Regarding the intake of specific food groups, one-third of participants consumed fruit at least once a day. On the evaluative measurement, most participants consumed fruit every day. Vegetables were consumed every day by about one-third of participants, but another third stated that they consumed vegetables only a few times a week. These data differ from the population data from the Institute of Public Health of Serbia, which indicates that half of the adult population in Serbia consumes vegetables daily, and slightly over a third consumes fruit daily [7]. Statistically significant differences in the frequency of vegetable consumption were observed in the evaluative assessment (p=0.039) compared to the initial measurement. Most participants included in the evaluative measurement reported consuming vegetables daily. Nutritional counseling aimed at increasing vegetable intake, suggesting that nutritional counseling contributed to the increased consumption of vegetables. It is also possible that participants who already had a habit of consuming vegetables daily attended the evaluative measurement.
Added sugars were present in the diet of almost half of the participants for five to seven days a week.
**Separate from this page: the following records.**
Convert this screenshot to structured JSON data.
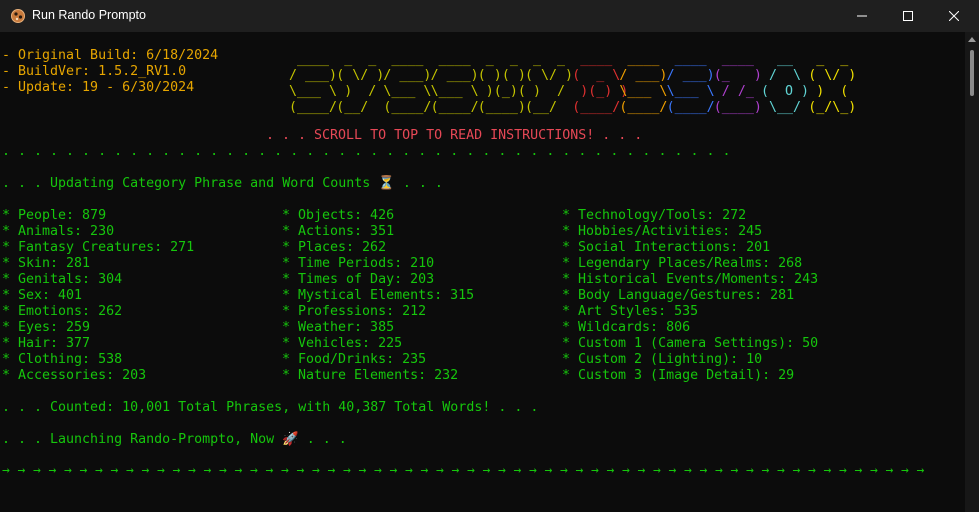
{
  "window": {
    "title": "Run Rando Prompto",
    "icon": "app-icon",
    "controls": [
      "minimize-icon",
      "maximize-icon",
      "close-icon"
    ]
  },
  "colors": {
    "orange": "#e7a600",
    "green": "#16c60c",
    "red": "#e74856",
    "banner_green": "#c4c400",
    "banner_yellow": "#f0e000",
    "banner_red": "#e03030",
    "banner_blue": "#3b78ff",
    "banner_purple": "#b040d0",
    "banner_cyan": "#61d6d6",
    "banner_orange": "#f0a000"
  },
  "header_info": [
    "- Original Build: 6/18/2024",
    "- BuildVer: 1.5.2_RV1.0",
    "- Update: 19 - 6/30/2024"
  ],
  "banner_words": [
    {
      "name": "banner-letter-S1",
      "color": "#c4c400",
      "lines": [
        " ____ ",
        "/ ___)",
        "\\___ \\",
        "(____/"
      ]
    },
    {
      "name": "banner-letter-Y",
      "color": "#c4c400",
      "lines": [
        " _  _ ",
        "( \\/ )",
        " )  / ",
        "(__/  "
      ]
    },
    {
      "name": "banner-letter-S2",
      "color": "#c4c400",
      "lines": [
        " ____ ",
        "/ ___)",
        "\\___ \\",
        "(____/"
      ]
    },
    {
      "name": "banner-letter-S3",
      "color": "#c4c400",
      "lines": [
        " ____ ",
        "/ ___)",
        "\\___ \\",
        "(____/"
      ]
    },
    {
      "name": "banner-letter-U",
      "color": "#c4c400",
      "lines": [
        " _  _ ",
        "( )( )",
        " )(_)(",
        "(____)"
      ]
    },
    {
      "name": "banner-letter-Y2",
      "color": "#c4c400",
      "lines": [
        " _  _ ",
        "( \\/ )",
        " )  / ",
        "(__/  "
      ]
    },
    {
      "name": "banner-letter-D",
      "color": "#e03030",
      "lines": [
        " ____ ",
        "(  _ \\",
        " )(_) )",
        "(____/ "
      ]
    },
    {
      "name": "banner-letter-S4",
      "color": "#f0a000",
      "lines": [
        " ____ ",
        "/ ___)",
        "\\___ \\",
        "(____/"
      ]
    },
    {
      "name": "banner-letter-S5",
      "color": "#3b78ff",
      "lines": [
        " ____ ",
        "/ ___)",
        "\\___ \\",
        "(____/"
      ]
    },
    {
      "name": "banner-letter-Z",
      "color": "#b040d0",
      "lines": [
        " ____ ",
        "(_   )",
        " / /_ ",
        "(____)"
      ]
    },
    {
      "name": "banner-letter-O",
      "color": "#61d6d6",
      "lines": [
        "  __  ",
        " /  \\ ",
        "(  O )",
        " \\__/ "
      ]
    },
    {
      "name": "banner-letter-X",
      "color": "#f0e000",
      "lines": [
        " _  _ ",
        "( \\/ )",
        " )  ( ",
        "(_/\\_)"
      ]
    }
  ],
  "scroll_notice": ". . . SCROLL TO TOP TO READ INSTRUCTIONS! . . .",
  "dots_line": ". . . . . . . . . . . . . . . . . . . . . . . . . . . . . . . . . . . . . . . . . . . . . .",
  "updating_line": ". . . Updating Category Phrase and Word Counts ⏳ . . .",
  "categories": {
    "col1": [
      "* People: 879",
      "* Animals: 230",
      "* Fantasy Creatures: 271",
      "* Skin: 281",
      "* Genitals: 304",
      "* Sex: 401",
      "* Emotions: 262",
      "* Eyes: 259",
      "* Hair: 377",
      "* Clothing: 538",
      "* Accessories: 203"
    ],
    "col2": [
      "* Objects: 426",
      "* Actions: 351",
      "* Places: 262",
      "* Time Periods: 210",
      "* Times of Day: 203",
      "* Mystical Elements: 315",
      "* Professions: 212",
      "* Weather: 385",
      "* Vehicles: 225",
      "* Food/Drinks: 235",
      "* Nature Elements: 232"
    ],
    "col3": [
      "* Technology/Tools: 272",
      "* Hobbies/Activities: 245",
      "* Social Interactions: 201",
      "* Legendary Places/Realms: 268",
      "* Historical Events/Moments: 243",
      "* Body Language/Gestures: 281",
      "* Art Styles: 535",
      "* Wildcards: 806",
      "* Custom 1 (Camera Settings): 50",
      "* Custom 2 (Lighting): 10",
      "* Custom 3 (Image Detail): 29"
    ]
  },
  "counted_line": ". . . Counted: 10,001 Total Phrases, with 40,387 Total Words! . . .",
  "launching_line": ". . . Launching Rando-Prompto, Now 🚀 . . .",
  "arrow_row": {
    "glyph": "→",
    "count": 60
  }
}
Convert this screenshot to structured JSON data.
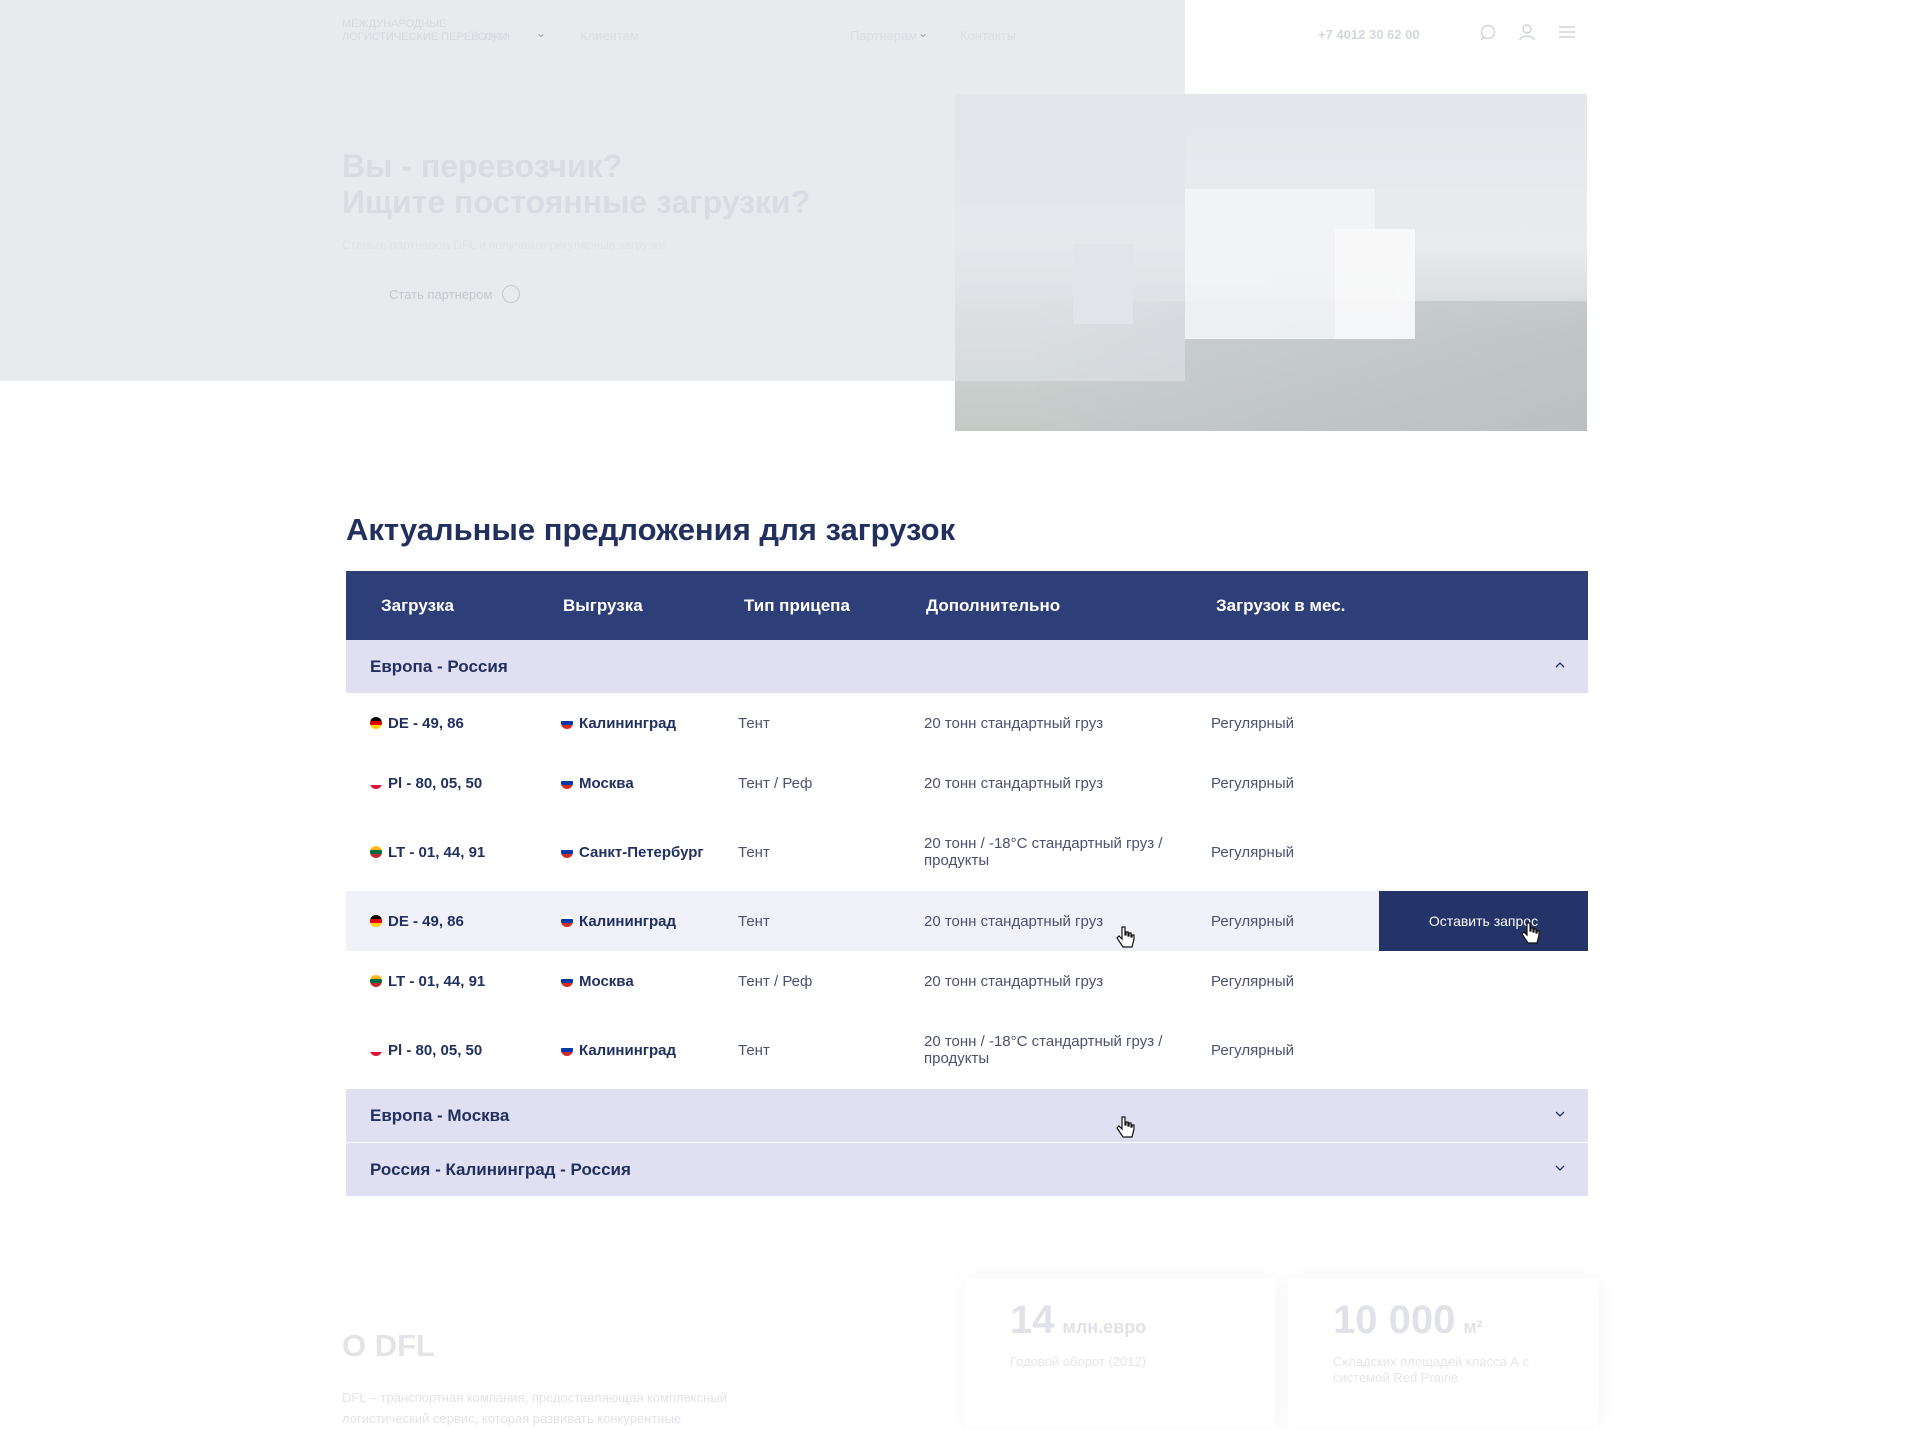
{
  "header": {
    "logo_line1": "МЕЖДУНАРОДНЫЕ",
    "logo_line2": "ЛОГИСТИЧЕСКИЕ ПЕРЕВОЗКИ",
    "nav": [
      "Услуги",
      "Клиентам",
      "Партнерам",
      "Контакты"
    ],
    "phone": "+7 4012 30 62 00"
  },
  "hero": {
    "title_line1": "Вы - перевозчик?",
    "title_line2": "Ищите постоянные загрузки?",
    "subtitle": "Станьте партнером DFL и получайте регулярные загрузки",
    "cta_label": "Стать партнером"
  },
  "offers": {
    "title": "Актуальные предложения для загрузок",
    "columns": [
      "Загрузка",
      "Выгрузка",
      "Тип прицепа",
      "Дополнительно",
      "Загрузок в мес."
    ],
    "groups": [
      {
        "label": "Европа - Россия",
        "expanded": true,
        "rows": [
          {
            "from_flag": "de",
            "from": "DE - 49, 86",
            "to_flag": "ru",
            "to": "Калининград",
            "trailer": "Тент",
            "extra": "20 тонн стандартный груз",
            "freq": "Регулярный"
          },
          {
            "from_flag": "pl",
            "from": "Pl - 80, 05, 50",
            "to_flag": "ru",
            "to": "Москва",
            "trailer": "Тент / Реф",
            "extra": "20 тонн стандартный груз",
            "freq": "Регулярный"
          },
          {
            "from_flag": "lt",
            "from": "LT - 01, 44, 91",
            "to_flag": "ru",
            "to": "Санкт-Петербург",
            "trailer": "Тент",
            "extra": "20 тонн / -18°C стандартный груз / продукты",
            "freq": "Регулярный"
          },
          {
            "from_flag": "de",
            "from": "DE - 49, 86",
            "to_flag": "ru",
            "to": "Калининград",
            "trailer": "Тент",
            "extra": "20 тонн стандартный груз",
            "freq": "Регулярный",
            "highlighted": true
          },
          {
            "from_flag": "lt",
            "from": "LT - 01, 44, 91",
            "to_flag": "ru",
            "to": "Москва",
            "trailer": "Тент / Реф",
            "extra": "20 тонн стандартный груз",
            "freq": "Регулярный"
          },
          {
            "from_flag": "pl",
            "from": "Pl - 80, 05, 50",
            "to_flag": "ru",
            "to": "Калининград",
            "trailer": "Тент",
            "extra": "20 тонн / -18°C стандартный груз / продукты",
            "freq": "Регулярный"
          }
        ]
      },
      {
        "label": "Европа - Москва",
        "expanded": false,
        "rows": []
      },
      {
        "label": "Россия - Калининград - Россия",
        "expanded": false,
        "rows": []
      }
    ],
    "request_button": "Оставить запрос"
  },
  "about": {
    "title": "О DFL",
    "text": "DFL – транспортная компания, предоставляющая комплексный логистический сервис, которая развивать конкурентные",
    "stats": [
      {
        "value": "14",
        "unit": "млн.евро",
        "caption": "Годовой оборот (2012)"
      },
      {
        "value": "10 000",
        "unit": "м²",
        "caption": "Складских площадей класса А с системой Red Prairie"
      }
    ]
  },
  "colors": {
    "header_bg": "#2e3e78",
    "group_bg": "#e1e0f3",
    "highlight_row": "#f1f1f9",
    "button_bg": "#243469",
    "title": "#22305f"
  }
}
Carbonated sweetened beverages were consumed almost daily by one-fifth of the participants. Foods rich in added salt (salty snacks) were regularly consumed by 16% of participants. Most participants stated that they drank caffeinated beverages every day. Nearly half of the participants reported consuming alcoholic beverages on a monthly basis, while 14% stated that they consumed alcoholic beverages more than once a week. A statistically significant difference in the distribution of participants based on alcohol intake was observed on the evaluative measurement (p=0.443). No participants reported consuming alcoholic beverages five to six times a week, but compared to the initial measurement, more participants reported consuming alcoholic beverages two to four times a week. It is possible that some participants reduced their alcohol intake after the nutritional intervention, but it is also possible that participants who are more conscientious about alcohol intake attended the evaluative measurement.
The presented results related to dietary habits confirm that changing dietary habits is challenging because it requires initiating a whole set of internal factors (awareness, motivation) and external factors (changes in family dietary patterns, food availability, cooking skills) for lasting and profound changes in dietary habits [26]. Considering that some data related to the participants' diet in the evaluative measurement were more favorable compared to the initial measurement, it is possible that participants who were motivated to make certain changes in their diet for health improvement attended the evaluative measurement.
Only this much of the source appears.